L’été de 1654, une flottille de traite conduite par des Outaouais, venant de quatre cents lieues à l’ouest, descendit par la rivière qui depuis porta leur nom : l’Outaouais. Deux voyageurs français les accompagnèrent au retour et ne revinrent qu’en 1656. Il faut ici, croyons-nous, nommer Chouart et Radisson.

Pierre-Esprit de Radisson était fils de Pierre-Esprit de Radisson, de Paris, et de Madeleine Henault. Cette dernière, devenue veuve, s’était mariée à Sébastien Hayet[2], de là le nom de Hayet-Radisson donné parfois à ses filles du second lit : Marguerite, Françoise et Elizabeth. Toutes trois se marièrent : Marguerite, en 1646, avec Jean Véron de Grandmesnil, habitant des Trois-Rivières ; Françoise (elle était aux Trois-Rivières en 1650) avec Claude Volant, sieur de Saint-Claude ; Elizabeth (1657) avec Claude Jutras dit Lavallée[3]. Il est probable que Pierre-Esprit, leur frère, vint en Canada avec elles avant 1647. Sa carrière, très accidentée, appartient à l’Histoire.

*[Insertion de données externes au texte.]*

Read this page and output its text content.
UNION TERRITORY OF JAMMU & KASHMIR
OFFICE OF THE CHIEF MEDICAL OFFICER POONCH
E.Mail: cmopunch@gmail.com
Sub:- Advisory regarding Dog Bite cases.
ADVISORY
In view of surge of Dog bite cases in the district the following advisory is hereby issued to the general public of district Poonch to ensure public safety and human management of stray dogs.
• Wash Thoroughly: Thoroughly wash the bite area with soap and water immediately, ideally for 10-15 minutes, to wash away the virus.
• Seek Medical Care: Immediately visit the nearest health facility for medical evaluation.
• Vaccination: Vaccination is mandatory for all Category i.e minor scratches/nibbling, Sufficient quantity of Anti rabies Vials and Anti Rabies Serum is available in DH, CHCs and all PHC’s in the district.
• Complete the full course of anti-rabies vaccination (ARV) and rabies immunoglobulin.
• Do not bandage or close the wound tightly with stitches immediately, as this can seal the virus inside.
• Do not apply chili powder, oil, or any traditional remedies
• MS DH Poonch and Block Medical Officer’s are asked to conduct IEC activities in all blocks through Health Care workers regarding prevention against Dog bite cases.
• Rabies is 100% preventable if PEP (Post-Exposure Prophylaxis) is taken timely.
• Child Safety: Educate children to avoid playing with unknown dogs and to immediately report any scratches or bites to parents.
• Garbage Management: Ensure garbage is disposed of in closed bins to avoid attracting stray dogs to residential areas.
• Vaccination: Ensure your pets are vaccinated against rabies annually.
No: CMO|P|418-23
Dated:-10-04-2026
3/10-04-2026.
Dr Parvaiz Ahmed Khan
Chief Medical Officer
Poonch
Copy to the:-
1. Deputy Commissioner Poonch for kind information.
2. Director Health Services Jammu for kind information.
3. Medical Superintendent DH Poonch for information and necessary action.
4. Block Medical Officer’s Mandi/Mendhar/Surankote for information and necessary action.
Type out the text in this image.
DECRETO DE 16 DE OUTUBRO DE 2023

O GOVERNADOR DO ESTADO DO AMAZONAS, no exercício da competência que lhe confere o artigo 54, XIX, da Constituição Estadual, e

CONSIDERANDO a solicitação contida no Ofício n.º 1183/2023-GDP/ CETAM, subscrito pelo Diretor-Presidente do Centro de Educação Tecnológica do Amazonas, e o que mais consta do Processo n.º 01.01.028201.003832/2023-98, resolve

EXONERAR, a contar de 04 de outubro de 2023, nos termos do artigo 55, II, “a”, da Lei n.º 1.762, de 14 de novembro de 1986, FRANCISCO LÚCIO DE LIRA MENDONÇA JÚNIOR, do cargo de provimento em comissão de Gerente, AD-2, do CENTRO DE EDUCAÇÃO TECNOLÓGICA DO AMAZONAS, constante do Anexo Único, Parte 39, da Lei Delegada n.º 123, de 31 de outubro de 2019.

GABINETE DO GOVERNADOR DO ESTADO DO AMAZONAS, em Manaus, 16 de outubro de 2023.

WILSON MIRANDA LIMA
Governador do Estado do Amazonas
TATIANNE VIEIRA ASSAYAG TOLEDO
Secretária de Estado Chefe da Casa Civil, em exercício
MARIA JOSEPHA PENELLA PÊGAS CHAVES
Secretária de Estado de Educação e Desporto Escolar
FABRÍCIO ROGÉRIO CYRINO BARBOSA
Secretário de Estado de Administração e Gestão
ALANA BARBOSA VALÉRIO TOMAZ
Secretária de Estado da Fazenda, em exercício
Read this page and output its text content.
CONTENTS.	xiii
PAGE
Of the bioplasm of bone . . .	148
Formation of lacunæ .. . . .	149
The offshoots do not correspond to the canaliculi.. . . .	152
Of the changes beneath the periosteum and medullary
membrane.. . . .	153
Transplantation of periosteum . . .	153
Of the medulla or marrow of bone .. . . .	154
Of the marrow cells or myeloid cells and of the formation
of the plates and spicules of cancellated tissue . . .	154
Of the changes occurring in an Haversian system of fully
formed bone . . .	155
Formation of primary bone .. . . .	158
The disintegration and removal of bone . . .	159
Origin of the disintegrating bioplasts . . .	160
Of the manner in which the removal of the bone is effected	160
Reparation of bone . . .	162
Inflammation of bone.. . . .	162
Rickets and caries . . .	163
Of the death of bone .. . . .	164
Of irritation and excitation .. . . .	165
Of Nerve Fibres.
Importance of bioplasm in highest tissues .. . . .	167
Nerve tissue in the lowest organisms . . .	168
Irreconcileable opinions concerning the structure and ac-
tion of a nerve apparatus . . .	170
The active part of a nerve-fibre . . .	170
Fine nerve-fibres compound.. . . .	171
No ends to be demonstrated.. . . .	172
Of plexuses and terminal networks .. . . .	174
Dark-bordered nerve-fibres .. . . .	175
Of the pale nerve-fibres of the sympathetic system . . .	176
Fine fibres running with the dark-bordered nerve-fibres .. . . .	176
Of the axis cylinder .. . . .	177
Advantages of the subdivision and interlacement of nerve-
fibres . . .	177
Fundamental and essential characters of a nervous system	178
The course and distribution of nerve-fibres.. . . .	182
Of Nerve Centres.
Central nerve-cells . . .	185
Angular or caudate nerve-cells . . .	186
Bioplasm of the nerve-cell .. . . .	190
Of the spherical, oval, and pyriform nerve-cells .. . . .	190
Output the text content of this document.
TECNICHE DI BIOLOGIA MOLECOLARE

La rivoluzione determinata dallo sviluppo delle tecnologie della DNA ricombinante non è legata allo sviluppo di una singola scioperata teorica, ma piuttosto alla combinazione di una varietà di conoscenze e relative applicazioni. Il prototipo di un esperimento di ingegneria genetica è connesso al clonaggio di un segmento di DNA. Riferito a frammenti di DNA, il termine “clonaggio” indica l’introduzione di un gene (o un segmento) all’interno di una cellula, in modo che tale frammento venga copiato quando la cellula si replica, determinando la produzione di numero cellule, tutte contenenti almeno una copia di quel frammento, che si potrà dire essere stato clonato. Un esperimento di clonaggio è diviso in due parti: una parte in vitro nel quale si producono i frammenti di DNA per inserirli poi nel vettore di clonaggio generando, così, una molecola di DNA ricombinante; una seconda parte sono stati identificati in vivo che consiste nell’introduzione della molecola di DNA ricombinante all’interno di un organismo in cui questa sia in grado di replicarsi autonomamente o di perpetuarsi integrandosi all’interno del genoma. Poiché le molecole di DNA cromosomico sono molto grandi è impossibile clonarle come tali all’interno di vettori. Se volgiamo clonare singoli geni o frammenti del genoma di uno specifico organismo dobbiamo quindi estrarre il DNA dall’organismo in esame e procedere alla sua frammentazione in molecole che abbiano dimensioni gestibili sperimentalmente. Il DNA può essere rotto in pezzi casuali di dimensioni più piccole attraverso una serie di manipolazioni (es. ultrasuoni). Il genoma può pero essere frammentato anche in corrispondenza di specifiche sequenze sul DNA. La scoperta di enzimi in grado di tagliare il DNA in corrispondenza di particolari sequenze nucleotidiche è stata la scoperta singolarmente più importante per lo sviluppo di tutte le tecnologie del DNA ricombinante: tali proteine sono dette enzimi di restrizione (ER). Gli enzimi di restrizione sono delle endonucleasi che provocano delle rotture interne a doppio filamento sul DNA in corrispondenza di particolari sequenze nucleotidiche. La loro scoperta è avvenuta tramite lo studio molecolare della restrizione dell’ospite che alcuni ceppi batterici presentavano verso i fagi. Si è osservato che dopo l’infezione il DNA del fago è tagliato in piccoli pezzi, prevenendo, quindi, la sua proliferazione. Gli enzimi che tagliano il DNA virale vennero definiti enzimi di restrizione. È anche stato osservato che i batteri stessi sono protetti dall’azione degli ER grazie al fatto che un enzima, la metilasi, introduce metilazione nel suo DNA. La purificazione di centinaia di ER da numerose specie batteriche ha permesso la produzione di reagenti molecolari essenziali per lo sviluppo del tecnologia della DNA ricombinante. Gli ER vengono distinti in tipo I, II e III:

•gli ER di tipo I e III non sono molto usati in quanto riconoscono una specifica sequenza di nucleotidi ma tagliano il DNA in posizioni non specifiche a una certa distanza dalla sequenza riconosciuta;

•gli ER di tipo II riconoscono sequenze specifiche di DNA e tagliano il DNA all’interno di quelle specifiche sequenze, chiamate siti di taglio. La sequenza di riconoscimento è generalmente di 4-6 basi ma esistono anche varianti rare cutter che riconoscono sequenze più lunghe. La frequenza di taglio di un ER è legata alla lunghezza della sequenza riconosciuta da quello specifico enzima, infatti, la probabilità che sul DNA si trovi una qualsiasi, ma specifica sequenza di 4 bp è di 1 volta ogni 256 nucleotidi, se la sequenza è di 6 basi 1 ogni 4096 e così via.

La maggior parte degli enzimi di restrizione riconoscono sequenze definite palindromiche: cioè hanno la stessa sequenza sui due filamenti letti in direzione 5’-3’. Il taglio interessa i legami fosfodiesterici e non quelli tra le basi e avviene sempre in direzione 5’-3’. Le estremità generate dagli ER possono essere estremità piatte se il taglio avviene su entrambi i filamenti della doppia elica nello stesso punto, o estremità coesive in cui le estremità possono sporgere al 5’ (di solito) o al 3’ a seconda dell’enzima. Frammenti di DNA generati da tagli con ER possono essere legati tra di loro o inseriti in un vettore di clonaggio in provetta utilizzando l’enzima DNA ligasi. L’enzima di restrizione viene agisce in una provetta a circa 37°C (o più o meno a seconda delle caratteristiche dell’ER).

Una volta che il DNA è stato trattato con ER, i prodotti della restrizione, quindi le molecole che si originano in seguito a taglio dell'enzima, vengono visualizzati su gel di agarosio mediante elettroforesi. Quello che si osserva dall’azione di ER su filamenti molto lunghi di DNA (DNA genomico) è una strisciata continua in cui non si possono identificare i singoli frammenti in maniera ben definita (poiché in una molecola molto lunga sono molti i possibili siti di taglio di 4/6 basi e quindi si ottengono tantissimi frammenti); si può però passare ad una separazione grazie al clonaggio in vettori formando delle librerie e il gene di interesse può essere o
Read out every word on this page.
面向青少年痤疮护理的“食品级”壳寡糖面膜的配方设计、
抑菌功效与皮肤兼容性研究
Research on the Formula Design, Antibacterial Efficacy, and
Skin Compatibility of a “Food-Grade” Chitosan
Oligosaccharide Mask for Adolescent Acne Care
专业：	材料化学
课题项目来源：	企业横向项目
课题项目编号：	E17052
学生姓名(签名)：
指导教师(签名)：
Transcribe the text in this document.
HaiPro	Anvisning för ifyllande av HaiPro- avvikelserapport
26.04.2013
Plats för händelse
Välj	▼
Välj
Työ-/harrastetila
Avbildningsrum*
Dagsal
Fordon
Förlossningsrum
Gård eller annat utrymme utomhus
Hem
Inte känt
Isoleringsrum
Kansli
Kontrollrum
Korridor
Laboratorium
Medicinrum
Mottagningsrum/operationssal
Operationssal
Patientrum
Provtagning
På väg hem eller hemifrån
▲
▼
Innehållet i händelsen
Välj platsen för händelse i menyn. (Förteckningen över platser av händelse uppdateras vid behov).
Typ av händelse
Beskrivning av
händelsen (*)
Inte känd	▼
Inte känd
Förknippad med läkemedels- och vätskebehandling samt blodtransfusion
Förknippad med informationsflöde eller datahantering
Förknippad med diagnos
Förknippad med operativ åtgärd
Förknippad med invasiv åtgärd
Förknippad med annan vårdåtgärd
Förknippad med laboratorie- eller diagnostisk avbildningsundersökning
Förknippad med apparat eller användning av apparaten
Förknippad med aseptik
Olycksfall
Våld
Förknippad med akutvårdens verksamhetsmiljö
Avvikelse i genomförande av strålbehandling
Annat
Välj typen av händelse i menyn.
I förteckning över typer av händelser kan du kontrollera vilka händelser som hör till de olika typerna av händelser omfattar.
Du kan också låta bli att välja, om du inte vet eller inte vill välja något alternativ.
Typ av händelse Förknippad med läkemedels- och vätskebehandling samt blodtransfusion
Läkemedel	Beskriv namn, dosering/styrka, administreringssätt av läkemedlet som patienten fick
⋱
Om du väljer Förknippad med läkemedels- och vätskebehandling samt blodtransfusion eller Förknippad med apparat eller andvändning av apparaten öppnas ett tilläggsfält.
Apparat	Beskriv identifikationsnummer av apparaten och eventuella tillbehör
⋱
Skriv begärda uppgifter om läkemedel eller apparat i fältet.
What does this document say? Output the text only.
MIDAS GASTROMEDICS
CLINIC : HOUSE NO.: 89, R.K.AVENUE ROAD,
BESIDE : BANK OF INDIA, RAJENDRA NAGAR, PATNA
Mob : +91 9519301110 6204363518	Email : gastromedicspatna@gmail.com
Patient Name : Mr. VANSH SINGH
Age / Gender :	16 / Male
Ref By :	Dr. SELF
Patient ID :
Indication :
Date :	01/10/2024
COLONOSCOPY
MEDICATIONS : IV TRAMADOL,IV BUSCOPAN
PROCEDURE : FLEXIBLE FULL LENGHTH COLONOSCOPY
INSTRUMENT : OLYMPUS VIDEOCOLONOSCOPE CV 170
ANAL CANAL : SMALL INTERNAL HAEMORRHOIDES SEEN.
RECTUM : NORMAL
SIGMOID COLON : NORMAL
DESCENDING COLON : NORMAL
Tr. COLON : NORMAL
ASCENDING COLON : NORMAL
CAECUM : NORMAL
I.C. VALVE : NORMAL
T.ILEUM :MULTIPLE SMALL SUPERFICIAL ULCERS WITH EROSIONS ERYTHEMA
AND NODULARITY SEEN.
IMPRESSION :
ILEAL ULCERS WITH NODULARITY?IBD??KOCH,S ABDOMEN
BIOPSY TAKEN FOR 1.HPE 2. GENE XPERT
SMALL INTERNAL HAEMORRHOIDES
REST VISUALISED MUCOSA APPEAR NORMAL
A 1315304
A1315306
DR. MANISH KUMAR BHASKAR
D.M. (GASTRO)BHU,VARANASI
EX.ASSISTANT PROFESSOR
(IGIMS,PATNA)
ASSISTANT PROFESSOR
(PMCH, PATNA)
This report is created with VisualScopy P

Médard Chouart, sieur des Groseillers, né vers 1625, était fils de Médard Chouart, laboureur, et de Marie Poirier, de Charly, paroisse de Saint-Cyr, près la Ferté-sous-Jouarre, en Brie. Il servit d’abord à Tours dans la famille Savonnière de la Troche, dont une fille (la sœur Saint-Bernard) passa en Canada avec la mère de l’Incarnation (1639). Deux années après Chouart était à Québec. La mère de l’Incarnation fit « grande connaissance avec lui », selon qu’elle s’exprime ; elle le trouva homme d’esprit et sachant se faire valoir. Noël Jérémie[4] dit Lamontagne, qui a bien connu notre aventurier, assure qu’il était « haut et entreprenant ». Chouart entra au service des pères jésuites qui l’envoyèrent dans la région du lac Supérieur. Sa première campagne connue de ce côté est de 1645. Son instinct de découvreur dut s’éveiller immédiatement dans ces courses. La route du lac Supérieur à la baie d’Hudson, qu’il paraît avoir devinée le premier, devait le conduire à des entreprises qui

  1. Ce devait être Nicolet.
  2. En 1680, à la Pointe-aux-Trembles, se maria Jean Hayet dit Saint-Malo, fils de Gilles Hayet et de Jeanne Hérau, de Saint-Malo.
  3. Étude de M. l’abbé H. A. Verreau, Journal de l’Instruction Publique, 1881, p. 24.
  4. Voir tôme IV, 53, 67, du présent ouvrage.